Implement these seven internal controls to prevent inventory fraud
43984, 05 Nov. 2014
Inventory represents a current asset on your Statement of Financial Position (balance sheet).
As a retailer or manufacturer, your inventory is core to your business since it’s the stock you’ll sell and receive money from it. At year end, you’ll have stock that you’ve bought and haven’t sold yet and you must record this on your financial statements.
The big problem with inventory is it makes you vulnerable to fraud. If, for example, you sell small goods that have a large value, such as jewellery, gadgets, etc your employees could easily steal them. And this can have devastating effects on your company’s bottom line.
The good news is there are ways to prevent this from happening in your business if you have the know-how…

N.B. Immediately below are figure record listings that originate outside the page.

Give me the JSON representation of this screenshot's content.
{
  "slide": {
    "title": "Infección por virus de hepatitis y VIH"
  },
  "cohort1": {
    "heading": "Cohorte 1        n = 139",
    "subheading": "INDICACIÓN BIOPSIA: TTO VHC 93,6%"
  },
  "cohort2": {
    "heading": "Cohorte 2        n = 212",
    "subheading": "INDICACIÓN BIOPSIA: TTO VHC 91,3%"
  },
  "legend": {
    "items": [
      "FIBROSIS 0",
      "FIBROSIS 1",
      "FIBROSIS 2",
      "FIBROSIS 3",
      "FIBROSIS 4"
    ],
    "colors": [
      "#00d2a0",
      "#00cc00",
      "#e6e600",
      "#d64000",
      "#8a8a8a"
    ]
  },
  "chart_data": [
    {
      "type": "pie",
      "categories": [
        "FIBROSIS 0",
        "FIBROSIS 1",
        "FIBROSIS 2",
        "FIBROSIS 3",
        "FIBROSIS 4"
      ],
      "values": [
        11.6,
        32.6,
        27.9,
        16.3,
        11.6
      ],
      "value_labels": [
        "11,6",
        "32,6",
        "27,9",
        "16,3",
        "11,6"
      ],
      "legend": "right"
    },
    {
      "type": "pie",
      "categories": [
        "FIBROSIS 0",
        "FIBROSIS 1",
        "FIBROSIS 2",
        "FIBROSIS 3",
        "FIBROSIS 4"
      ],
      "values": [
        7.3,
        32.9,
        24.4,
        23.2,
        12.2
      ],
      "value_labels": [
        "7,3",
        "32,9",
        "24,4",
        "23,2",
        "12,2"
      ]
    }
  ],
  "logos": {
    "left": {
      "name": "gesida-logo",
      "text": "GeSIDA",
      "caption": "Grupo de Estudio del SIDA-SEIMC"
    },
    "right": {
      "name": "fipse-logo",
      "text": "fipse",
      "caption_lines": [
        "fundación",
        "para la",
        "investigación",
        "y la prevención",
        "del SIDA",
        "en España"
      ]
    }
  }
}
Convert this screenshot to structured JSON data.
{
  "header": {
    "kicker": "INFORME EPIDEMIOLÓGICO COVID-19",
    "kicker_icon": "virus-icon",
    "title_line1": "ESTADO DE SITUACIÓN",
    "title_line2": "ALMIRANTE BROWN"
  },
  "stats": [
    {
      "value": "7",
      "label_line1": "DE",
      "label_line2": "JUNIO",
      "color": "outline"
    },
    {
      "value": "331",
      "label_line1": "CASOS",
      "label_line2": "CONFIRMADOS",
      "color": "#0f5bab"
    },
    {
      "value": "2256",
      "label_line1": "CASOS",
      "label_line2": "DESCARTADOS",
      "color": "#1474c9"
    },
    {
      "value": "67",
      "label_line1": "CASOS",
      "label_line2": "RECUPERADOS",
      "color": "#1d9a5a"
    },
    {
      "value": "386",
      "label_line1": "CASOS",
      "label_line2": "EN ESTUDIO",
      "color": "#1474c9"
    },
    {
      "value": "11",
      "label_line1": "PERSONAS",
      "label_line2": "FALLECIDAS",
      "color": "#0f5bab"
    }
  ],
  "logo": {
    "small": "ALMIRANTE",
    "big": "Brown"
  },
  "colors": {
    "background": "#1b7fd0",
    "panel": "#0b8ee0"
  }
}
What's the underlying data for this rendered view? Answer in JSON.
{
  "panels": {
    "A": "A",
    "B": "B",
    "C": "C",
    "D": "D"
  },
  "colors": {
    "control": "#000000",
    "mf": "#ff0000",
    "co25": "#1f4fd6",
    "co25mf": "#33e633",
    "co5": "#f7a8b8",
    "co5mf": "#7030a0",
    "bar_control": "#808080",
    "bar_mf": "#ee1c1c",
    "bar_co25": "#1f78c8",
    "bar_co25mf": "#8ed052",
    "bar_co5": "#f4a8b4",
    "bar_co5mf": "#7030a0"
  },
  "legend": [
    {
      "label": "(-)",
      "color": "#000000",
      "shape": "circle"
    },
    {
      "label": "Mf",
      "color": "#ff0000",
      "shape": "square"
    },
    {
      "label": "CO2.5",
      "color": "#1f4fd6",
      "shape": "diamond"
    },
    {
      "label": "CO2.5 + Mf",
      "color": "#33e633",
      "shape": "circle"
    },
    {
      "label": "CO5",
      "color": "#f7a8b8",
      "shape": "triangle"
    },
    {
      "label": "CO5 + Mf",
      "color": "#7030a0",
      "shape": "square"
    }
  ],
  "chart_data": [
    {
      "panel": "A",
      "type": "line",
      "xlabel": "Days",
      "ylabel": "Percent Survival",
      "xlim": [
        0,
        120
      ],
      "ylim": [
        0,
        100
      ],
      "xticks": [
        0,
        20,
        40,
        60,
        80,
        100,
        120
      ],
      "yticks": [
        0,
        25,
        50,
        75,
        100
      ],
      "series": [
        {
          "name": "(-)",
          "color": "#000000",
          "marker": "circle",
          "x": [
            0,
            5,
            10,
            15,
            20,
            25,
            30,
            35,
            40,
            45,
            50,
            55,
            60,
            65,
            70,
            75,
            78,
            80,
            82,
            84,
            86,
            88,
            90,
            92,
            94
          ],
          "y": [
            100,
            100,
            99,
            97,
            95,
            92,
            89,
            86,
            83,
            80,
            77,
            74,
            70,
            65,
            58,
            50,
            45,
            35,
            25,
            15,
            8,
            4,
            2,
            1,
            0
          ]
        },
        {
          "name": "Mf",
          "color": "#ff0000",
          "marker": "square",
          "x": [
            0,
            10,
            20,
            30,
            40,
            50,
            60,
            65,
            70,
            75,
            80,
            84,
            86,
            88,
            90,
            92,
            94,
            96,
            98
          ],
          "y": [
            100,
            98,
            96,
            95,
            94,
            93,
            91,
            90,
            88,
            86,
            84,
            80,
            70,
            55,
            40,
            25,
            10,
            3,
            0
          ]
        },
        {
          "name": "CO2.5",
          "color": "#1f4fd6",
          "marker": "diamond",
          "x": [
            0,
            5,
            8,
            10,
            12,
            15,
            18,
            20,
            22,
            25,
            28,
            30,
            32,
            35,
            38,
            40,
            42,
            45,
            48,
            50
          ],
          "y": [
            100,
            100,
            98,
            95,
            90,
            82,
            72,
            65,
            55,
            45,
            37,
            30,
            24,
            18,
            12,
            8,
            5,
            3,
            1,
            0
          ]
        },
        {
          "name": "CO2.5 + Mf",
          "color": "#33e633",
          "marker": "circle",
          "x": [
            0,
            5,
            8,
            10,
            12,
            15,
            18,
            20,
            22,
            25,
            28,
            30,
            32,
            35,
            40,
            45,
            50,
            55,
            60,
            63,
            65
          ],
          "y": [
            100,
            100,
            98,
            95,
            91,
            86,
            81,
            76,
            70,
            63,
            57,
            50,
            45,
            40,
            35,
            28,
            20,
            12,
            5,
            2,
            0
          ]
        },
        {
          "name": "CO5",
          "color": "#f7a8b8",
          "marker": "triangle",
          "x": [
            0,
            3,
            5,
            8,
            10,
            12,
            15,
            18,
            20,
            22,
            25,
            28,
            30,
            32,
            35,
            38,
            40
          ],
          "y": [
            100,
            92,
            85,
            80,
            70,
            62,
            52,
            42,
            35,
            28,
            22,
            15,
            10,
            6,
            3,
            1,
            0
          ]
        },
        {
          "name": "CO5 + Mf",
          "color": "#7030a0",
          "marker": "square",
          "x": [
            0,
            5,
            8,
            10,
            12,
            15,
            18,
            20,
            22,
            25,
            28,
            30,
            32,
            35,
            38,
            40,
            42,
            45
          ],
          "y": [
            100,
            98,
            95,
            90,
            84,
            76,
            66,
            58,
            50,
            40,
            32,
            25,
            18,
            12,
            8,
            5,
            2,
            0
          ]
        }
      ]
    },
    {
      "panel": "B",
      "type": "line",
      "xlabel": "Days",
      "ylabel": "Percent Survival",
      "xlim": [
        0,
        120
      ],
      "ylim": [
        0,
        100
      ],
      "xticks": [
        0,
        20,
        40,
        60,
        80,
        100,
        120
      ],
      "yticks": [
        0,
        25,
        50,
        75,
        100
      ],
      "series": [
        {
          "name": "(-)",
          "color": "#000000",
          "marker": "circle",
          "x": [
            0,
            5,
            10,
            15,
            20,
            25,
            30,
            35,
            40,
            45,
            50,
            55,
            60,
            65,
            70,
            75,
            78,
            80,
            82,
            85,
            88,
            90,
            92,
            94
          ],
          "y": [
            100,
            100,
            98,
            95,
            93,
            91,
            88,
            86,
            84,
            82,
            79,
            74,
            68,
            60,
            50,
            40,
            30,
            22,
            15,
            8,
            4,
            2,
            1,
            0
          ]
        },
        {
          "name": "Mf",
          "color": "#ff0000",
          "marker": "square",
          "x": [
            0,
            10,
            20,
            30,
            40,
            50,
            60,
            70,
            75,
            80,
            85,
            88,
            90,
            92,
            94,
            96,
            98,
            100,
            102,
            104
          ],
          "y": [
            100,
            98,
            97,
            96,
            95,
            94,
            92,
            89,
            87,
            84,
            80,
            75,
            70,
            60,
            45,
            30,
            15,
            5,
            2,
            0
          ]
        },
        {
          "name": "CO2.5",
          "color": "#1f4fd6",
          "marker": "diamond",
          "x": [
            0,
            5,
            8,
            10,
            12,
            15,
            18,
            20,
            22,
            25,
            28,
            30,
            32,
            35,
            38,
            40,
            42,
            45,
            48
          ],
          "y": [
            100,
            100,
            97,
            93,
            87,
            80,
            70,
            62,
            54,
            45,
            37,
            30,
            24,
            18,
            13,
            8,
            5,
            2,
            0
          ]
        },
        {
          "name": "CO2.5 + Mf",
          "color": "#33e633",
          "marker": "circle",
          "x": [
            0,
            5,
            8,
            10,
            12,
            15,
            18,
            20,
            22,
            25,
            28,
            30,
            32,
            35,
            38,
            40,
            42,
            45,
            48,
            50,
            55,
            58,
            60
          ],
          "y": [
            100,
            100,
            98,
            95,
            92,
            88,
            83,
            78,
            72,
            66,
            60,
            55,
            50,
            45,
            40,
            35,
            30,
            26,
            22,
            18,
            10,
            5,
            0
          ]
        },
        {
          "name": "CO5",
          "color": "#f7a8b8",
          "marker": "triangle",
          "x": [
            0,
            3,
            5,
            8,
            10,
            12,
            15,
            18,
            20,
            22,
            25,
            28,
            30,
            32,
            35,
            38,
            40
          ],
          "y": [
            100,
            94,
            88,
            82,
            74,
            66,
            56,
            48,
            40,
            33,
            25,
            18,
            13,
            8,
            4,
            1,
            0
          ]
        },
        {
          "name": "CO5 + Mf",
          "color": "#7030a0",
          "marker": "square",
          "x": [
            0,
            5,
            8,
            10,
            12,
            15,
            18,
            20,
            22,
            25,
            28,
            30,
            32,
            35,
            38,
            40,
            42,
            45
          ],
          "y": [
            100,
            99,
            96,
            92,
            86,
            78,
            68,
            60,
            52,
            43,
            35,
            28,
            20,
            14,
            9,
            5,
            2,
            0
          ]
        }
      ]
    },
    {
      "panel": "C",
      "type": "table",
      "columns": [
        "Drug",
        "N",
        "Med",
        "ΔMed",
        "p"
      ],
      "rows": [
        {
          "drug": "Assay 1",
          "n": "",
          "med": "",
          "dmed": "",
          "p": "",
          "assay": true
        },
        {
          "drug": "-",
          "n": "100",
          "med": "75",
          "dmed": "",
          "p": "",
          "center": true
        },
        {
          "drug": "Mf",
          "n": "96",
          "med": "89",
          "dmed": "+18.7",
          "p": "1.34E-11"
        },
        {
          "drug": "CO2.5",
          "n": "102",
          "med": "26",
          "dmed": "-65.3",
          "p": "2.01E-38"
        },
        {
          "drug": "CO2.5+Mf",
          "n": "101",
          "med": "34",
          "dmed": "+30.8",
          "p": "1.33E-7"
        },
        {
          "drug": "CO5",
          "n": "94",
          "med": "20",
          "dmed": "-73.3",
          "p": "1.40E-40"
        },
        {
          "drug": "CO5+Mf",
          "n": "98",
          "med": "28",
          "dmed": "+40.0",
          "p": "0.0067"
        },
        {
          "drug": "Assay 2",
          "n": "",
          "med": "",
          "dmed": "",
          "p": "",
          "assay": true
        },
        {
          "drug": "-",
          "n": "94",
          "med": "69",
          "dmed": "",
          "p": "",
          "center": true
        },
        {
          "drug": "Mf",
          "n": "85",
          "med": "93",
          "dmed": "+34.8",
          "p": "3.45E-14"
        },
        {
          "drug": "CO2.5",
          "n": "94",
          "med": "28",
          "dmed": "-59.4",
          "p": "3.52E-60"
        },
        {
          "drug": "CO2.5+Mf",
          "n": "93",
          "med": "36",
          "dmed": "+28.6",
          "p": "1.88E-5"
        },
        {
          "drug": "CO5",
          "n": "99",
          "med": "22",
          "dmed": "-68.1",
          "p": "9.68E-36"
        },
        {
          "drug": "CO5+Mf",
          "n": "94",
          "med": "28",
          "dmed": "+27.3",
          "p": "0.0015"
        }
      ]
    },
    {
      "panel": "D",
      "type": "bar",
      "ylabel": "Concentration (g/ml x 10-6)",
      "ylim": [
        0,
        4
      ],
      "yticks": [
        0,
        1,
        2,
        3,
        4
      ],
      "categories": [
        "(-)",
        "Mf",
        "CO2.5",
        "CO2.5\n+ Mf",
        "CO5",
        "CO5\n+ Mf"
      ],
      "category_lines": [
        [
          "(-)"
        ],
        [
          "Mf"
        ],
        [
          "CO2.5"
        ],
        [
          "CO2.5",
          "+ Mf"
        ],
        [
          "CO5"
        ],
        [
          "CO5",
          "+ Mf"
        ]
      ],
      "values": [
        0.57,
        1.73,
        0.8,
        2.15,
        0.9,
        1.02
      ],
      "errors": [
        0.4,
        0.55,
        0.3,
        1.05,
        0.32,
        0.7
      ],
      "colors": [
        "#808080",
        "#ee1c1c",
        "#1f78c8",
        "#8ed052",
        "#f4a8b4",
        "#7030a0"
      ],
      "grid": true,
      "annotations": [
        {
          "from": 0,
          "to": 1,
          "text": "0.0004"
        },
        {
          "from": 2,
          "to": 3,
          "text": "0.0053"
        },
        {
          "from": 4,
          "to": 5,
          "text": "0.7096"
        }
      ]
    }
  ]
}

Here are seven internal controls you should implement in your inventory process to prevent fraud
The best way to prevent fraud is to use documentation to trace any movement of inventory as it moves around your warehouse:
1. When your warehouse gets goods, have someone sign for them using a “Goods Received Note”.
2. Restrict access to your stores and only release goods from the stores with an approved release slip.
3. Put security measures in place, for example, cameras or physical security presence.
4. Have controls around the inventory as it moves around in the production process.
For example, as products are being manufactured, staff will need raw materials to work with. These raw materials should be signed out of “Raw Materials” and into “Production”.
Use an internal document that resembles a delivery note (Inventory Movement Slip) and make both the “Raw Materials” and “Production” staff sign it to prove that the goods left the “Raw Materials” area and were moved to “Production”.
5. Only release goods from the finished goods store on receipt of an approved picking slip.
This slip must be approved to stand as an approved sales order.
6. Picked goods must move to the despatch area and relevant staff must prepare a delivery note. This note must be compared to the picking slip and signed off by relevant staff.
7. The delivery note must be signed and stamped by security before leaving the premises.
The bottom line: If you deal with inventory, there’s a high risk of fraud. But you can reduce this risk by implement these internal controls in your inventory process.